Aphrodisiac
PART ONE
AND THY DEVIL DO YOU STARE
___________
The walls were blood-stained, silly, little son-of-a-bitches, Ginny decided, at the second day of being held in the isolation of curate freeze. It was a windowless cell, the walls the color of water and the floor damp with a substance she wished not to recognize. The feeling of complete inadequacy filled her the moment she woke up from the deep sleep she had been possessed in—a black and white sleep with a colorless steel surrounding her, and something blowing across from her, and silver hanging like a locket in front of her eyes. Or perhaps it was not a dream it all.
Because as her hands wandered the cell, she found a strand of silver-blonde hair—and perhaps it was the black morning she had awakened to, but she pushed it into the only pocket of her skirt—when she realized, that someone had changed her clothes. They had done so, with a slight crumble at the edges of the fabric. It was obviously a male who had done it, as the clothes were all black and clashed horribly with her red-flaming hair.
Listen to me, she thought, smiling a soft little smile, debating fashion statements---her smile vanished within seconds when she felt the same, plunging fear about her like a sleeping drought washing across her once more. The clothes, the shoes mismatched along with them, suffocated her insides with it's tight grip, a rope so unsteady that it had been yanked around her wrists with an unbreakable charm.
She raised her head—and saw a glimpse of a word, one single word:
Sav
She couldn't touch it, not even with the tips of her fingers, but felt no need to do so. It was obvious the sentence had been unfishined before something erupted—perhaps another prisoner had written it down and fallen at the last, single moment.
Perhaps, just perhaps.
Her sighs felt sharp and glowering, and whimpers were escaping through her penetrated, restrained gasps. The feeling of helplessness, the yearning for all to wash around her—and finally, everything seemed to stop at once.
Because someone was opening the cell. The door that covered the cracks of the walls was opening.
"Hello?" she whispered hastily.
"Well, well—" said a sweet-turmoiled voice.
She widened her eyes and saw a hooded man, his body equipped with so much black it stung her eyes instantly, made her feel as if her eyelids had been torn off along with her eyelashes and left to drown in a pool of blood on the floor.

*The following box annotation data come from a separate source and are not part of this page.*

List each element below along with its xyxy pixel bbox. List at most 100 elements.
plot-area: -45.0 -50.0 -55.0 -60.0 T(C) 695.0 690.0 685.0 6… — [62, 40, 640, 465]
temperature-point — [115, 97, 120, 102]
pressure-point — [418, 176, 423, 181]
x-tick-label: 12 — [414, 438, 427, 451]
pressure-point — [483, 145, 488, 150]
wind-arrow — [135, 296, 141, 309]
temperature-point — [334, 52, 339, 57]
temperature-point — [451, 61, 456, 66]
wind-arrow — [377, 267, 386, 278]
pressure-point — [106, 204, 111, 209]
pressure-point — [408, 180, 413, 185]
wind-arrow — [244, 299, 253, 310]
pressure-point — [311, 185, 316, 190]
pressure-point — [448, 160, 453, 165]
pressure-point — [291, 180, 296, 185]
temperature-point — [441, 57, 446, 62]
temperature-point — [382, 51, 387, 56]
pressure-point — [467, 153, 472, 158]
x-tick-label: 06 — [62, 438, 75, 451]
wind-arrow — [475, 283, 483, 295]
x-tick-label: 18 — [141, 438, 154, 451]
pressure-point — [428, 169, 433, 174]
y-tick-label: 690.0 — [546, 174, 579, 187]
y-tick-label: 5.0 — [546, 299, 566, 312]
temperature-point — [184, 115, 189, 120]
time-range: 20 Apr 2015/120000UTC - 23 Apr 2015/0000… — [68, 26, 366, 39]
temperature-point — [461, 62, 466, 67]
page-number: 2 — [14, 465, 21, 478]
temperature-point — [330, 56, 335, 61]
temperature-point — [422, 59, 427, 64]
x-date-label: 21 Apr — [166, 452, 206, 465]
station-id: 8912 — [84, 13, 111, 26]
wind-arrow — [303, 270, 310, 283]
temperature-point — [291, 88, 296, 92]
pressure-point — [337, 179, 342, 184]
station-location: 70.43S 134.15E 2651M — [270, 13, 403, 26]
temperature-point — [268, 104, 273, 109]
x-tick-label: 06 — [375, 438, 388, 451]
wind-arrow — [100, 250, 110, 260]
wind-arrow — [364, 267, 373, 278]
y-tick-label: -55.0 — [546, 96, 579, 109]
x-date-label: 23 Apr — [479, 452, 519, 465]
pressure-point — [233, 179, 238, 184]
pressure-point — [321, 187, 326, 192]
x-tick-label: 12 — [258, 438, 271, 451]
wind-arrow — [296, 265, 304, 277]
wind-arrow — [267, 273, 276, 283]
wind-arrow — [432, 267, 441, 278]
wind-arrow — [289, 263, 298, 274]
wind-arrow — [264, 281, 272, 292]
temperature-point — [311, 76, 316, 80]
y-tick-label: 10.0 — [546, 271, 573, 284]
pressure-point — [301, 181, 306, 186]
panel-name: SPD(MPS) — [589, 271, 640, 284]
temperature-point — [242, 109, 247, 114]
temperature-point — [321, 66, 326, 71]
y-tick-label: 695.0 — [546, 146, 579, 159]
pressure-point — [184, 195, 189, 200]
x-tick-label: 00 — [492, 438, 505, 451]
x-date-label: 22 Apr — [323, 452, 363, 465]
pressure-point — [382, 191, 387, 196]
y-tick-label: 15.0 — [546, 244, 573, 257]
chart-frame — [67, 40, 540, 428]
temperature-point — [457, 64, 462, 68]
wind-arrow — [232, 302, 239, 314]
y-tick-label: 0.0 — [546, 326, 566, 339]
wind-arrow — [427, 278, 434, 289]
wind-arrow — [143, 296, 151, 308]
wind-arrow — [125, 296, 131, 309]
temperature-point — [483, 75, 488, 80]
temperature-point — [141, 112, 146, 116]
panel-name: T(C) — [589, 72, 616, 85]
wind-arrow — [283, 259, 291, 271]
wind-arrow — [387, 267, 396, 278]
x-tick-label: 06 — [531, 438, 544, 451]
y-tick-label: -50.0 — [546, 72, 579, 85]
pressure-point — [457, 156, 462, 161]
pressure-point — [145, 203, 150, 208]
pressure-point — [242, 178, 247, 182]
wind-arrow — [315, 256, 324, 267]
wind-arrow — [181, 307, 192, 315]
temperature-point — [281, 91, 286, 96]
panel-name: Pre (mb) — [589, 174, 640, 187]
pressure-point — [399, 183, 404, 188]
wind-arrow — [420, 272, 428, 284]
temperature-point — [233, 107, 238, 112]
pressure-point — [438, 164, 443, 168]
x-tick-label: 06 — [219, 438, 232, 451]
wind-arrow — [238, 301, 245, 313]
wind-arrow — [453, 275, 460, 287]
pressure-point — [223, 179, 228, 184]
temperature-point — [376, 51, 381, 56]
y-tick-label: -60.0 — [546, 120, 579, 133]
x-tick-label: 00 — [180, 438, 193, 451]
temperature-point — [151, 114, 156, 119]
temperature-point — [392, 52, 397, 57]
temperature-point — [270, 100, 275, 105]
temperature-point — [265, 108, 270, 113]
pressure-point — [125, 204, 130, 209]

The only thing she saw was the glint of silver that he pushed away from his head when he saw her staring. His tongue ran over his dry, deprived lips and made them moist, his saliva dripping grotesquely across his paler-than-ivory chin.
She knew his name but dare not to speak it, as if cancer would thump her chest as soon as she did, as if darkness would cloak her as soon as her tongue rolled off the minion's name.
She only asked a question. "Who wrote this?" she demanded, in but a croaked whisper. Her arms failed to reach the writing on the wall behind her.
But he understood. He brushed the cloak off his head in such a movement that she was sure his articulate, small little fingers vanished--"Aren't you smart enough to figure it out, sweet little girl?"
"I am not a little –"
"Ah, uh, uh!" His fingers wrung through his strands, his gray eyes glowering, almost red in the dark.
And then she felt it—the movements he made with his fingers seemed to twist her throat, because before she knew it, she had reached it was trying to breathe—but the ropes were failing to loosen, and a relishing fervor was going down her chest, rubbing it in the heated embers of fire--
Until he let go.
A wish of relief washed over her, her neck bruised and bleeding drops like splattering rain on her fingers, staining it with the seeping thin blood, but she did not try to care.
"Be glad I didn't do more," he said calmly, his lips upturning into the cruelest whisper she had ever heard—"But, of course, the writing is yours."
"Mine?" she repeated in disbelief. "That can't be mine. I wasn't even awake when that woman – that little, bitch of a woman—"
"You mean Bellatrix," Draco contradicted, amused. "Yes, well, she is a rough woman."
"It's not mine," was only what she would surrender. Her head was floating with a strange light-headed dizziness—she couldn't understand why she wasn't waking up—this was, after all, a dream—a nightmare—
"Yes," he said, gritting his teeth, then moving his hand flawlessly. "It is. A shame, isn't it? When you tried to take your last breath, trying to edge those faithful words with your own, sick tainted, mudblood loving blood…"
"What are you saying?" she sputtered, the agonizing pain now writhing in her temples, the dizziness gone but a disease a float.
"Oh, but sweet Weasley, don't you understand?" he blinked innocently, and she fought to wrench her hands out of the ropes.
"—I am saying," Draco said, brushing the remaining strands that covered his eyes, concealed them as if they were consoled in their own spit, their own heaven and their own sin—"That you, Miss Weasley, are dead."
She let her hands falter at last, settling into the burn of the ropes and wished to be burned at stake to rise up from the nightmare.
But the cell and silver never disappeared.